Por Flávio Rezende*
Sempre que viajamos buscamos pelos sentidos, assimilar o máximo
possível todas as nuances do novo lugar. A possibilidade de sair de sua toca e
estar, mesmo que temporariamente, na toca e na oca dos outros, é um momento
ímpar de adentrar em novas formas arquitetônicas, climas, comidas e,
principalmente, saber como aquele povo vive e pensa.
Já tive a oportunidade de viajar muito, conheci lugares
radicalmente diferentes de nossa Natal e do amado Brasil, como a Índia, Nepal e
o Peru. Todos os lugares provocam reflexões, mas a viagem recente que fiz para
Cuba, foi a mais provocativa em termos pensamentais.
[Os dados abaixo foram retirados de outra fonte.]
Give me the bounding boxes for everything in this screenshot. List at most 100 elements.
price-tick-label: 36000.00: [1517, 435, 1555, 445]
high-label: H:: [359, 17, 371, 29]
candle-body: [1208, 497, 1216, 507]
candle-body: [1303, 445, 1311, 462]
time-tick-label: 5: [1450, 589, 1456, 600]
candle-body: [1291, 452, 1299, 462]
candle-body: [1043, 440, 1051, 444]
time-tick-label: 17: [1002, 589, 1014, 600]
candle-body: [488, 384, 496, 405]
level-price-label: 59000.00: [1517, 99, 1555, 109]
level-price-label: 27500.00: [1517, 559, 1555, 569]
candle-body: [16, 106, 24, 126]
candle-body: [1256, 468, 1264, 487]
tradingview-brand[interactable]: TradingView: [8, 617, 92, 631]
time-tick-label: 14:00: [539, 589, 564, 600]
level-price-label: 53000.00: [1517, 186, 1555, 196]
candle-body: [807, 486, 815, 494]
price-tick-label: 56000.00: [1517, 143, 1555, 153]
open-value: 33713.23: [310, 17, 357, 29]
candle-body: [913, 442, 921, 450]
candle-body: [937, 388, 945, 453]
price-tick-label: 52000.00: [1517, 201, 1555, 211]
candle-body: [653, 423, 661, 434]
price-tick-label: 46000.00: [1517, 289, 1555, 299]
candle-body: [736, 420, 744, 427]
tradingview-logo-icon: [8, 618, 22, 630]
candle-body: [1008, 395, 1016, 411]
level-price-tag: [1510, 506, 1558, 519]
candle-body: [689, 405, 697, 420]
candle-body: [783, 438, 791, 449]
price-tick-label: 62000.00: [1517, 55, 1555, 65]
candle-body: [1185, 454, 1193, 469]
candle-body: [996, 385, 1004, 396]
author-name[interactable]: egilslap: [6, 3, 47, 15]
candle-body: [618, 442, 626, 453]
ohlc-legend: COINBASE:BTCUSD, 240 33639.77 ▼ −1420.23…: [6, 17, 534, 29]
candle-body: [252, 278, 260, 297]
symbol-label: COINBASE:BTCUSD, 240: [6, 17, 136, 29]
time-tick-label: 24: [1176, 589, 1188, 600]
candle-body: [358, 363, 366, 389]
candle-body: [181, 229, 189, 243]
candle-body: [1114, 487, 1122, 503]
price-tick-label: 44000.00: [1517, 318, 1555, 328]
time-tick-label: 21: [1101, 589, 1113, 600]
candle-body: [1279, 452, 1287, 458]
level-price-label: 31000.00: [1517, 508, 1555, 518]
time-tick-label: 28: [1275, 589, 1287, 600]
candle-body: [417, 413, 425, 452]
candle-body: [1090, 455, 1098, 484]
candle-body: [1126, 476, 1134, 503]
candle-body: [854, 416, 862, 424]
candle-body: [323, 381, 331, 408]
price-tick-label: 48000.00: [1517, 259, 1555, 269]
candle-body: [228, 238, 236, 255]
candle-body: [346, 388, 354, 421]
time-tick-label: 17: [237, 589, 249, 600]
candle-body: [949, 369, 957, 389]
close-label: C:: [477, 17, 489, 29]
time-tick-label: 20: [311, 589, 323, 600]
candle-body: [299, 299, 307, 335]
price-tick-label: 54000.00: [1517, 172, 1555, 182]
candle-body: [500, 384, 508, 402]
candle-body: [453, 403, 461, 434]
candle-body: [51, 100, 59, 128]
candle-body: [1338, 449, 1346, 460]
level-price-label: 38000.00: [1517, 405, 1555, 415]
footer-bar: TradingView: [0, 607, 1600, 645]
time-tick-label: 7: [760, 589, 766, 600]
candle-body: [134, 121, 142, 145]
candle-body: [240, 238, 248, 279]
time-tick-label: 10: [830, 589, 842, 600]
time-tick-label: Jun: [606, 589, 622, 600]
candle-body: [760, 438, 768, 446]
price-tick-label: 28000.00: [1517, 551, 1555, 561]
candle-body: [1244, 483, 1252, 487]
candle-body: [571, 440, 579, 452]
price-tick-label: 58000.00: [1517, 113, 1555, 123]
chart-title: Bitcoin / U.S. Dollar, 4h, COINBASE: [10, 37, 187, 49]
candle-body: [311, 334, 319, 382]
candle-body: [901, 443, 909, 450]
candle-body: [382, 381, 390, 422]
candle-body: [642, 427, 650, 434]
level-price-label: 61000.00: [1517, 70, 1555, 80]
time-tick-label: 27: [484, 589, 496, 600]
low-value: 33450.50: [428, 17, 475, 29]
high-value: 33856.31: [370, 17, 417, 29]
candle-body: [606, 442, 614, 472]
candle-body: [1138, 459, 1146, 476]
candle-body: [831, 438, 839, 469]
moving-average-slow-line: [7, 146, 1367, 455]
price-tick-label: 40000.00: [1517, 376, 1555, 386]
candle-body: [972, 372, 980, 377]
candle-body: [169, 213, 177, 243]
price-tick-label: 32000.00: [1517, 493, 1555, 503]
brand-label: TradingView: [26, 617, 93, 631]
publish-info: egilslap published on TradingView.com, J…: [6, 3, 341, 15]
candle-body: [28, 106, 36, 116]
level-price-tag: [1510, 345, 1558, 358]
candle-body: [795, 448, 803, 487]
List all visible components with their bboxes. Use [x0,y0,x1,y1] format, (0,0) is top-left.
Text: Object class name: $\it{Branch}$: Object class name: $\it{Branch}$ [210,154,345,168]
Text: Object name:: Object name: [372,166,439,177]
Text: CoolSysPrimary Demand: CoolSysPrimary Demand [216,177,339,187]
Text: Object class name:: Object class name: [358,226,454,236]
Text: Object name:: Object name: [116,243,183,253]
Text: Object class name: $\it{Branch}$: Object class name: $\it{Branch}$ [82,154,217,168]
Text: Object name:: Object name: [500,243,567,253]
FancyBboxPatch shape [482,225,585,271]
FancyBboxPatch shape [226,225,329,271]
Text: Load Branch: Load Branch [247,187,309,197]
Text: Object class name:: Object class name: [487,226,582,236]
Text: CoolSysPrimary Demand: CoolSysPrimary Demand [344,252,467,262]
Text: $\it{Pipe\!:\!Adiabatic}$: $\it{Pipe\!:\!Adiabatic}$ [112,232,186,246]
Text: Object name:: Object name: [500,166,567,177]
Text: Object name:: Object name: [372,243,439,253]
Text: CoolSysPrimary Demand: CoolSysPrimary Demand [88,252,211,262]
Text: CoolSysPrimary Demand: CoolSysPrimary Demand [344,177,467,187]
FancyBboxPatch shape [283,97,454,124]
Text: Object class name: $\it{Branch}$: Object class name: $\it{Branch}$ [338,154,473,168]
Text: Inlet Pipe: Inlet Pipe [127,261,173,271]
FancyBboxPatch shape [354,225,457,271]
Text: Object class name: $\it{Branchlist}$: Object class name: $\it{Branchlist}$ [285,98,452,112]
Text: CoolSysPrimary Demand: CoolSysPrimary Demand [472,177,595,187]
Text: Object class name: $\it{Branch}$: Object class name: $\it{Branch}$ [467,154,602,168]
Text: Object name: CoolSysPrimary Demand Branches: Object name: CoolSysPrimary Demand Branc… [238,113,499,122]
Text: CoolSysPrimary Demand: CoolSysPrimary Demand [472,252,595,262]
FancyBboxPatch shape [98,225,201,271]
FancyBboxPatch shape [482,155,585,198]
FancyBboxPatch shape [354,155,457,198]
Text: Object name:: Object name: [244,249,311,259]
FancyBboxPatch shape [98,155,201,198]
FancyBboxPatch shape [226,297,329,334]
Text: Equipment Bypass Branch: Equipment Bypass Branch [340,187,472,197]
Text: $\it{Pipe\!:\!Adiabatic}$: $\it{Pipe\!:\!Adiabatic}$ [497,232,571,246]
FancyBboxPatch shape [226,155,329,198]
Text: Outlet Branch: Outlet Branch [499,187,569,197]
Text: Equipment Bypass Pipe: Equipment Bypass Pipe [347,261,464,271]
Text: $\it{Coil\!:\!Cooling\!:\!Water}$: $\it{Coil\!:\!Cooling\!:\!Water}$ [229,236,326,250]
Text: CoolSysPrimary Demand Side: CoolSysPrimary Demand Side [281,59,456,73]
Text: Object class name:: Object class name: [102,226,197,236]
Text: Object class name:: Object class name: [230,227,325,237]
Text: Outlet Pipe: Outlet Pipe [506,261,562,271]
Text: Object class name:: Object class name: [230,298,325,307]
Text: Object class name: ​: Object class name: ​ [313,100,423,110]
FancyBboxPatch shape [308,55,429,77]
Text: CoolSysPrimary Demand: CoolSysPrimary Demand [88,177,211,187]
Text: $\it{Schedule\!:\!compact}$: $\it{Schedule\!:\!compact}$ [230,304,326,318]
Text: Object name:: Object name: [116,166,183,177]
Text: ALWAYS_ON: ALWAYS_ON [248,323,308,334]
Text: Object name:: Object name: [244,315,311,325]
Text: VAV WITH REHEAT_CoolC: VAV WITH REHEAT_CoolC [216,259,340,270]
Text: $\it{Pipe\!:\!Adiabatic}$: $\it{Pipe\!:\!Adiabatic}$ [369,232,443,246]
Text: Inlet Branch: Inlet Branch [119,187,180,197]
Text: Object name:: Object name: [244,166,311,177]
Cuba está parada em termos físicos há 50 anos. Tudo lá é velho, os
prédios, os carros e as ideias do poder central. Só os turistas desfrutam de
internet, canais de TV e comida variada. Em Havana só tem uma FM, a 104.7 com
transmissão estatal, o mesmo ocorrendo com as TVs que eles assistem, limitadas
e do governo ou da Venezuela.
Nos deslocamentos que fazemos, eles nos pedem sabonetes e livros.
Conversando com alguns, falam abertamente que preferem que haja abertura
política. Poucos, geralmente os mais velhos, defendem a “revolución”.
Indo aos fracos supermercados, que mais parecem cantinas daqui,
notamos a falta de oferta de produtos, resultado, segundo alguns, do embargo
econômico imposto pelos Estados Unidos em 7 de fevereiro de 1962.
Cuba parece um cenário dos anos 50 e 60 com casas e prédios
daquela época, carros igualmente antigos circulando e um povo educado e gentil.
Esse é o lado bom da coisa toda. Com raríssimas exceções, ninguém
pede nada, apenas oferecem alternativa da compra de charutos nas ruas. Não vi
nenhuma criança pedindo absolutamente nada. Como tem poucos carros, não existe
engarrafamento, o trânsito flui a qualquer hora e em qualquer lugar.
Como sou vegetariano não posso falar sobre a comida local, mas,
não vi nada muito diferente daqui, até pelo fato de que no resto do mundo, tudo
está globalizado, tendo de tudo um pouco em todo canto que não seja como Cuba
ou alguns outros poucos lugares ainda fechados do planeta.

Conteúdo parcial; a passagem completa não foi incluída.